İran Cumhurbaşkanı İbrahim Reisi ve
Dışişleri Bakanı Hüseyin Emir Abdullahiyan’ın içinde bulunduğu helikopterin 19 Mayıs 2024 günü düşmesi ve 15 saatlik arama kurtarmadan sonra cesetlerine 20 Mayıs’ta ulaşılması, Türkiye de dahil pek çok ülkede komplo iddialarına yol açtı.
Biri dış, biri iç kaynaklı iki temel iddia üzerinde duruluyor. Ancak eldeki veriler, bu iki iddianın da zayıf olduğunu gösteriyor; olayın kötü hava şartlarına bağlı bir kaza olduğu yüksek ihtimal.
Fakat yine de iki temel iddianın incelenmesi ve işaret ettikleri yön bakımından İran Cumhurbaşkanı ile Dışişleri Bakanı’nın ölümünün İran ve bölge açısından nasıl sonuçlar doğurabileceği üzerinde durmamız lazım.
İsrail’in rolü iddiası
İlk iddia,
Reisi ve Abdullahiyan’ın helikopterinin sabotajla düşürüldüğü yönünde. Olağan şüpheliler öncelikle İsrail, sonra ABD.
Ülkeler bu tür sabotajları genelde üstlenmezler, sadece yapan ve maruz kalan bilir. Böylece iki ülke birbirine siyasi çıkarları bağlamında olabilecek en güçlü mesajı vermiş olurlar. Ancak İsrail’in yakın zamanda İran tarafından 1700 kilometre uzaklıktan gönderilen füzelerle vurulduğunu hatırlarsak, olayda parmağı varsa, İsrail’in bu sabotajı göstere göstere üstlenececeğini düşünebiliriz.
Ancak İsrail’den ve ABD’den gelen açıklamalar “ilgimiz yok” netliğinde. Kaldı ki mevcut koşullarda ne İsrail’in böyle bir sabotaja girecek durumu var, ne de ABD’nin buna ihtiyacı. Tersine ABD daha yeni Umman’da İran’la gizli bir görüşme yaptı.

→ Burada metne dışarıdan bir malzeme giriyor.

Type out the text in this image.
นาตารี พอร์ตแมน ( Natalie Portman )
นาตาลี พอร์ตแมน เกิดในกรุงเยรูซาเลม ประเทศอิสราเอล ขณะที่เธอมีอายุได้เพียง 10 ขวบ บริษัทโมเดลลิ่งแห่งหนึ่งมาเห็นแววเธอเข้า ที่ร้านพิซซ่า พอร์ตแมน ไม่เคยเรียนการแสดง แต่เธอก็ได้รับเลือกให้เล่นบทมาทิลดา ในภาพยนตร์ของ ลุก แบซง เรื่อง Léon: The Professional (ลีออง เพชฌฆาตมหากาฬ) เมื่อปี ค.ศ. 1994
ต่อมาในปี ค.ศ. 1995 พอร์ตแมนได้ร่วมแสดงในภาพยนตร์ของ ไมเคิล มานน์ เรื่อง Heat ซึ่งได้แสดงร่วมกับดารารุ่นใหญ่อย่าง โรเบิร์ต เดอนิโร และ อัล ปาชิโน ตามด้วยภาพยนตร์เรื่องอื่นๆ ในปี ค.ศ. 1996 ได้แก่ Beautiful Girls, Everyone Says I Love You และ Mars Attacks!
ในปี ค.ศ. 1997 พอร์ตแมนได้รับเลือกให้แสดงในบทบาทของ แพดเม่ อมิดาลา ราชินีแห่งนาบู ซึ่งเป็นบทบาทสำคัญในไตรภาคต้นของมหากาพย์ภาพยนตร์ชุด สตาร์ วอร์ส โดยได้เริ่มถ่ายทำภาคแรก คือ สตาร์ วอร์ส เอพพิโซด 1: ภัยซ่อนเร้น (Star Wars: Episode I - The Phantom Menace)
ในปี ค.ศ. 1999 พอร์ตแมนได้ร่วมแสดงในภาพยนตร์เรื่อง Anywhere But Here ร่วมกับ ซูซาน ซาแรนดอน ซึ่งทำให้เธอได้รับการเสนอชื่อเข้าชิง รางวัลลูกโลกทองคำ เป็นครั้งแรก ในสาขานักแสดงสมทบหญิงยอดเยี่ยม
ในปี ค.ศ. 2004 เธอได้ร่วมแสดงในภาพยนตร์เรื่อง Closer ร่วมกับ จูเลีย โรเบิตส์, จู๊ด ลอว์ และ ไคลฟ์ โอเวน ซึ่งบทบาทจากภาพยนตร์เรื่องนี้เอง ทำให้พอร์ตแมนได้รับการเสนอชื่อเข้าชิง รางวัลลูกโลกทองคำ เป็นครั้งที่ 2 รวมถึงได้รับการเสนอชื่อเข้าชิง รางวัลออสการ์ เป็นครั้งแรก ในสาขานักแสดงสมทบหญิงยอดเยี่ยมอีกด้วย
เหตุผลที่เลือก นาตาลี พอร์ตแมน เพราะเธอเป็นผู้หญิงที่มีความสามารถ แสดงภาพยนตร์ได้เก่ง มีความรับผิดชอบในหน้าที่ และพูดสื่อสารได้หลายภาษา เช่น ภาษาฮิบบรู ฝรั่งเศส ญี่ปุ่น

ABD’nin de İran’ın da savaşın bölgeselleştirilmesinden çıkarı yok ve kıvılcımları söndürmek için 7 Ekim’den bu yana kontrollü temas halindeler.
Taht mücadelesi mi?
İkinci iddia ise iç kaynaklı ve özetle şöyle: “İran’ın dini lideri Ayetullah
Hamaney 85 yaşında ve sağlık sorunları var. Yerine en güçlü aday İran Cumhurbaşkanı
Reisi’ydi.
Reisi’nin ölümüyle
Hamaney’in oğlu
Müçteba Hamaney’in önü açıldı.”
İran rejimi, babadan oğula iktidar devrine soğuk bakıyor. Rejimin kurucusu Ayetullah
Humeyni’nin bu yönde açıklamaları var. Yerine geçen ve ülkeyi 1989’dan beri yöneten Ayetullah
Hamaney de babadan oğula iktidar devrine karşı. Dolayısıyla “baba-oğul Hamaney Reisi’yi devreden çıkardı” özetli bu iddianın zemini yok. Peki sadece oğul? Şu kadarını söyleyelim:
İran devleti, ideolojisi ne olursa olsun, geleneği olan güçlü bir devlettir ve bu devlet anlayışında “hızlandırılmış Büyük Ayetullahlık” gibi uygulamaların hayat bulabilmesi çok zordur.
Zarif’in mesajı
Özetle Türkiye’de de, uluslararası kamuoyunda da çok konuşulan bu iki iddianın dayanakları çok zayıf.
Gerek olayın olduğu coğrafya, gerek arama kurtarma görüntülerine de yansıyan kötü hava şartlarının varlığı, olayın bir kaza olduğunu gösteriyor.
Azerbaycan Cumhurbaşkanı
İlham Aliyev ile yaptığı baraj açılışından dönen
İbrahim Reisi’nin aniden değişen kötü hava şartlarının kurbanı olduğu anlaşılıyor.
Tabi buna eklenecek bir faktör de teknolojidir. Eski İran Dışişleri Bakanı
Muhammed Cevad Zarif’in mesajı önemli: “Cumhurbaşkanı’nın helikopterinin düşmesiyle ilgili trajedide suçlu, Uluslararası Adalet Divanı’nın kararına rağmen
uçak/helikopter ve yedek parçaları satışına ambargo uygulayan ABD’dir.”
Bitirirken belirtelim: İran’da
cumhurbaşkanı, strateji ve politika belirleyen değil, uygulayan konumdadır. İran’ın rotasını dini lideri çizer ve İran’da güçlü bir devlet vardır. Dolayısıyla bu vahim kazanın kayıpları, İran siyasetini etkilemez.